Primer contacto con el Mercedes-Benz GLA 2018

Cambia de rostro, mejora en equipo y mantiene la misma mecánica.

Lo prometido es deuda, te había platicado de la llegada del Mercedes-Benz GLE 500 e Plug-in Hybrid 2018 y de nuestra travesía de la CDMX a Oaxaca manejándola; al mismo tiempo tuvimos también en nuestras manos a la GLA 200 Sport 2018. Bueno pues ahora es el turno de la misma y te platicaré cómo nos fue con ella a lo largo de más de 350 Km, comprendiendo tramos de ciudad, carretera y un poco de offroad; igualmente te contaré de las renovaciones que tenemos para el modelo 2018 como lo destacable del equipamiento.

En la posición del conductor

Al subirte a una Mercedes-Benz GLA 200 Sport, te queda la duda, la inquietud, de sí es un hatchback o una SUV (para la marca es por supuesto es un Sport Utility Vehicle). Sin embargo, no nos vamos a meter en el rollo de sí es o no es, pero por la apariencia y más cuando ya te encuentras en la posición del conductor (pues ésta no es elevada como una típica SUV) es más bien baja como la de un hatch. Por ello te encuentras entonces con una sensación de manejo diferente a lo que esperarías de una camioneta.

En ciudad la GLA se comporta de lo mejor, primero porque te da de sobra para cualquier rebase, si bien el turbolag es perceptible al acelerar, no importa tanto pues no puedes correr a gusto, ya sea por la regulación límite o porque el semáforo cambio super rápido y te obliga a detenerte. Difícilmente llegas al quinto cambio.
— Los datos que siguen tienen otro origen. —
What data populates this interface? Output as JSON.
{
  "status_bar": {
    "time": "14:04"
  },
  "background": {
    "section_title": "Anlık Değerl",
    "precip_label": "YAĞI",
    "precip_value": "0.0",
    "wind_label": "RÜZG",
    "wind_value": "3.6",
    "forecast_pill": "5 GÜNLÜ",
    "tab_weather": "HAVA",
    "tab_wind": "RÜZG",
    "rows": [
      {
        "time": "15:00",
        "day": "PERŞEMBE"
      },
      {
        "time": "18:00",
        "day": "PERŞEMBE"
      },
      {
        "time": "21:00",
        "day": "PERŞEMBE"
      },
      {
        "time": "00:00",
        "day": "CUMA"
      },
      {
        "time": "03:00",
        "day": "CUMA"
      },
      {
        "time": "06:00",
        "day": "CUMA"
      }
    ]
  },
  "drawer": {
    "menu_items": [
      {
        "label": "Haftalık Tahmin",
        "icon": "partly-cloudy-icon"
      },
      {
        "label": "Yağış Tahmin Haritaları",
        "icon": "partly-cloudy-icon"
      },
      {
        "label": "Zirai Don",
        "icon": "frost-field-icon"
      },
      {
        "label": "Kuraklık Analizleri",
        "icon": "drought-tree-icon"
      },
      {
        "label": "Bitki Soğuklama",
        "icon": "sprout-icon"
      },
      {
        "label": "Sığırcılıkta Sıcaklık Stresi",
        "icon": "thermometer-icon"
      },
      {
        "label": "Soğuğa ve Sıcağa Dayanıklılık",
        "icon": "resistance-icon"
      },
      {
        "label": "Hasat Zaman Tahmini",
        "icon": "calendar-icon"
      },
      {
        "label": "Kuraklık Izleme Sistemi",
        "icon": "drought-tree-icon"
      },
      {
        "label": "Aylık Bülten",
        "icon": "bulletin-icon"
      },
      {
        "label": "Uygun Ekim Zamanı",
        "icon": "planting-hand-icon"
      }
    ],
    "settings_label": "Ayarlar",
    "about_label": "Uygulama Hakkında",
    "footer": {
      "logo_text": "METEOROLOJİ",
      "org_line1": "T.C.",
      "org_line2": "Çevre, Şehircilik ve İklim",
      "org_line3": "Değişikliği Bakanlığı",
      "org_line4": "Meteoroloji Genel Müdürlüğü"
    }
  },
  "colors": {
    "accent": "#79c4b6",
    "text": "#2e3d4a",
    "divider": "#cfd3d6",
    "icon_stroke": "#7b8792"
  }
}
El funcionamiento de la caja es realmente útil.

Ya en la carretera es donde la GLA presume todas sus prestaciones, pues acelera super bien y esto es porque el par lo entrega desde muy abajo (1250 vueltas para ser precisos), en lo particular el ruido ronco del motor me gustó mucho. Los 7 cambios son dóciles y bastante precisos, se ejecutan a la perfección en modo automático y cuando es manual, están a la orden la de las paletas de cambio.

La dirección no la sentí nada artificial, es muy precisa pues te permite trazar perfecto las curvas. La suspensión es alta, equilibra muy bien el chasis en situaciones de estrés y despeja bien los topes (una queja para mí sería el tamaño de los rines yo le pondría unos más chicos, para tener una cara de llanta más ancha con esto se sentiría menos dura la suspensión al momento de entrarle a un hoyo).

Durante el corto tramo de offroad, te da lo suficiente para moverte con facilidad, es bastante alta para librar charcos o trayectos deformes, no le exigiría más. 

La imagen

A cuatro años de haberse presentado, la GLA recibe un lavado de cara que incluye: fascias, faros de LED, calaveras, rines y un nuevo color de lanzamiento café metálico (que aprecias en la imagen).

Como buen alemán de lujo, el ensamble, calidad de materiales e insonorización es de lo mejor. Todo lo que toques es suave, las vestiduras de piel como los plásticos, es lo menos que esperaríamos de Mercedes-Benz.

La infraestructura

Del equipamiento sobresale el portón trasero automático, conectividad con Android Auto como Carplay (el sistema de infoentretenimiento no es del todo amigable), asistente de estacionamiento, cámara de reversa y apertura como encendido presencial.

Es super segura.

En seguridad encontramos siete bolsas de aire, ayuda de arranque en pendientes, freno adaptativo, alerta para el cansancio y servofreno de emergencia activo.

La máquina

Aquí no hubo cambios, se mantiene el mismo motor 4 cilindros turbo de 1.6 L con 156 caballos y un torque de 184 Lb-pie. La caja es automática de siete velocidades con una tracción delantera.

Sobre números de desempeño tenemos la aceleración de 0-100 Km/h en 8.1 segundos con una velocidad tope de 215 Km/h.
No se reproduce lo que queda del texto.